Output: "five billion dollar"

Input:  "RM1T"
Output: "satu trilion ringgit"

Currency with Magnitude Words

The language normalizers also handle magnitude words after the amount:

Input:  "RM2.5 million"    (English pipeline)
Output: "two point five million ringgit"

Input:  "RM2.5 juta"       (Malay pipeline)
Output: "dua perpuluhan lima juta ringgit"

Currency with Commas

Input:  "RM1,000,000"
Output: "satu juta ringgit"

Input:  "$7,832"
Output: "seven thousand eight hundred thirty two dollar"

Multiple Currencies in One Sentence

Input:  "USD100 and EUR50"
Output: "one hundred dollar and lima puluh euro"

How Entity Extraction Protects Currency

Currency is extracted as an entity before other normalizers run. The entity extractor replaces the currency expression with a placeholder (e.g., <<<CURRENCY_1>>>), processes the rest of the text, then restores the currency in spoken form.

This prevents the following cascading failures:

Without Entity Extraction With Entity Extraction
"RM 450" -> "R M 450" -> "R meter four hundred fifty" "RM 450" -> "empat ratus lima puluh ringgit"
"$50K" -> "dollar five zero K" "$50K" -> "fifty thousand dollar"

Configuration

Currency normalization cannot be fully disabled -- it always runs as part of the entity extraction system to protect currency symbols from being mangled by other normalizers.

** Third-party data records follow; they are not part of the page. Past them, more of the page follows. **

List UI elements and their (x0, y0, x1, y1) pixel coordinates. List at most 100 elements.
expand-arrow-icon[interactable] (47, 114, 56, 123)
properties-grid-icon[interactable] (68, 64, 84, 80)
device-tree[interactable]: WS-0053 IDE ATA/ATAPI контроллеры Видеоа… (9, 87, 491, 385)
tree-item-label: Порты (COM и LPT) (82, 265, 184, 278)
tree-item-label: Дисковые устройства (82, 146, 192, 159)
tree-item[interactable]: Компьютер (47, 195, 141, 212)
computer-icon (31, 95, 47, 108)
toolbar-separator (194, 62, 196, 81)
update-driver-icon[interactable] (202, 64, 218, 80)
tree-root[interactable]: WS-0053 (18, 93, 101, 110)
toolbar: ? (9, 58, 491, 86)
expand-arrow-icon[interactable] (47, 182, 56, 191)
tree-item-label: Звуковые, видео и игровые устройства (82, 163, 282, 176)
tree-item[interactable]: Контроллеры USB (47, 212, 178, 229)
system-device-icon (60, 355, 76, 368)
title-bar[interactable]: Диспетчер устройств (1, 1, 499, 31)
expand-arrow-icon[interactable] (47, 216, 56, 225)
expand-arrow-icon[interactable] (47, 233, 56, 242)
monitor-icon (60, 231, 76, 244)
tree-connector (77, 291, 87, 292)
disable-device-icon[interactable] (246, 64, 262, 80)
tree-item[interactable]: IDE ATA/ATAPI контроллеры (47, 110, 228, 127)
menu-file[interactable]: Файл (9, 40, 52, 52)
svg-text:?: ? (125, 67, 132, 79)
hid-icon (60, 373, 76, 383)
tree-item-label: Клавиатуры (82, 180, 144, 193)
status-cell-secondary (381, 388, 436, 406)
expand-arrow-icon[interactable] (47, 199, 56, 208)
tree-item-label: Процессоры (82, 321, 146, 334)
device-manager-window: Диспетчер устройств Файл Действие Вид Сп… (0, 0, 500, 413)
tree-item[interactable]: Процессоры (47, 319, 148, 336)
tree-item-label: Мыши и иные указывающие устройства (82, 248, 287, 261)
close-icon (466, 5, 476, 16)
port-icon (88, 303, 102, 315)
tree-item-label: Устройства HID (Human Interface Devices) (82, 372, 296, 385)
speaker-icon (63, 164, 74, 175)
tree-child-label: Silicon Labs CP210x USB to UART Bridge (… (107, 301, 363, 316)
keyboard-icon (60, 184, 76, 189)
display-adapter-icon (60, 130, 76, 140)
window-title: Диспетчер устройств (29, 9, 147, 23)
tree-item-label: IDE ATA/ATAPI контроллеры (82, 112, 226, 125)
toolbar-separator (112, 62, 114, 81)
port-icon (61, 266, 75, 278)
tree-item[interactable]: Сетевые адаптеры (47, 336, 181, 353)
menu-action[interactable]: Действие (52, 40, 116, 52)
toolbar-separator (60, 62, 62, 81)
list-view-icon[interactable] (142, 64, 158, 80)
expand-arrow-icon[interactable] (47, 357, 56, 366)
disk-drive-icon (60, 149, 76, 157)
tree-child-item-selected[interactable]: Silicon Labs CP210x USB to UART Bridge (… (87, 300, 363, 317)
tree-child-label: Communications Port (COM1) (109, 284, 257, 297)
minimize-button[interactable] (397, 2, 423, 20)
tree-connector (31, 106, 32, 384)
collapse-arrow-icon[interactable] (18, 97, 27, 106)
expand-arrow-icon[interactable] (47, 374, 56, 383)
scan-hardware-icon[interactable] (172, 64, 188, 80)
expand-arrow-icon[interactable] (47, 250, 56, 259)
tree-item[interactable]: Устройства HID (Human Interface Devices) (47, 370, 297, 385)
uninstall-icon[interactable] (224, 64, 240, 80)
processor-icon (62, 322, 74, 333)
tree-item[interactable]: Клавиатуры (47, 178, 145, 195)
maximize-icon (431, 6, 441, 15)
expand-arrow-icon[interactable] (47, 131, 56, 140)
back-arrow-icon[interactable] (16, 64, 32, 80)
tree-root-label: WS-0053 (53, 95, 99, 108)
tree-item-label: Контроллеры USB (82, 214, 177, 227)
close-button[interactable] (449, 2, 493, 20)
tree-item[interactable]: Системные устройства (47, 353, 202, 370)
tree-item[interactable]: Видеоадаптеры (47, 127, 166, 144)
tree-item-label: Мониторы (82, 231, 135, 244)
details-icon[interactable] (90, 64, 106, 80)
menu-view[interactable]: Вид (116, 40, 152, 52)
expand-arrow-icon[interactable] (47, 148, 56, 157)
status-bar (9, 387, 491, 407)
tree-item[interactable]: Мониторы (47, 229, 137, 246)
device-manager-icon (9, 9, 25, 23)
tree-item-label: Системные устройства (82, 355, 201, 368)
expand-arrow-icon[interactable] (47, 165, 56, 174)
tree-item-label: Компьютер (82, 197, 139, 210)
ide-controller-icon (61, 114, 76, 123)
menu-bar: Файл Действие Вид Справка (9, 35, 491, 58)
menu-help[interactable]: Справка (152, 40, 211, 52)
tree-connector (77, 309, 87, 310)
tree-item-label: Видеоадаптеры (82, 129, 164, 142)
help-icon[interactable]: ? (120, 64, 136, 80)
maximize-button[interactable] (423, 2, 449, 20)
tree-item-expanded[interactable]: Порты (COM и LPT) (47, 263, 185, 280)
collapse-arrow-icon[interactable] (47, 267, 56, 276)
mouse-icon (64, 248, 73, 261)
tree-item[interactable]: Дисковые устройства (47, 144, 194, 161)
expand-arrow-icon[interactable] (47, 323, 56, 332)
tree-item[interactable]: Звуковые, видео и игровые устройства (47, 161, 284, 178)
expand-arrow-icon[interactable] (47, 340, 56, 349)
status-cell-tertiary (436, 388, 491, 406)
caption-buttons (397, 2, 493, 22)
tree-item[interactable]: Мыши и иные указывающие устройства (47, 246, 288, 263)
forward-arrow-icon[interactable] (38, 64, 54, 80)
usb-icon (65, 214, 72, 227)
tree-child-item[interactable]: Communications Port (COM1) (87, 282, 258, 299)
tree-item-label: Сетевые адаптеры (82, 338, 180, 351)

However, you can use a minimal profile to reduce other processing:

from revo_norm import normalize_text

# Currency always gets extracted and protected
result = normalize_text("RM450", language="ms")

# Use minimal profile (only spacing normalization besides entity extraction)
result = normalize_text("RM450", language="ms", profile="minimal")

Edge Cases

  • Sub-unit only: RM0.50 produces "lima puluh sen" (ringgit unit omitted).
  • Decimal padding: RM5.5 is treated the same as RM5.50 -- the fraction is padded to two digits.
  • Trailing decimal: RM5. is treated as a whole number RM5.
  • Case insensitivity: rm30k and RM30K are both handled.
  • Space between symbol and amount: Both RM100 and RM 100 are recognized.
  • Comma-separated amounts: RM1,000,000 has commas stripped before number-to-words conversion.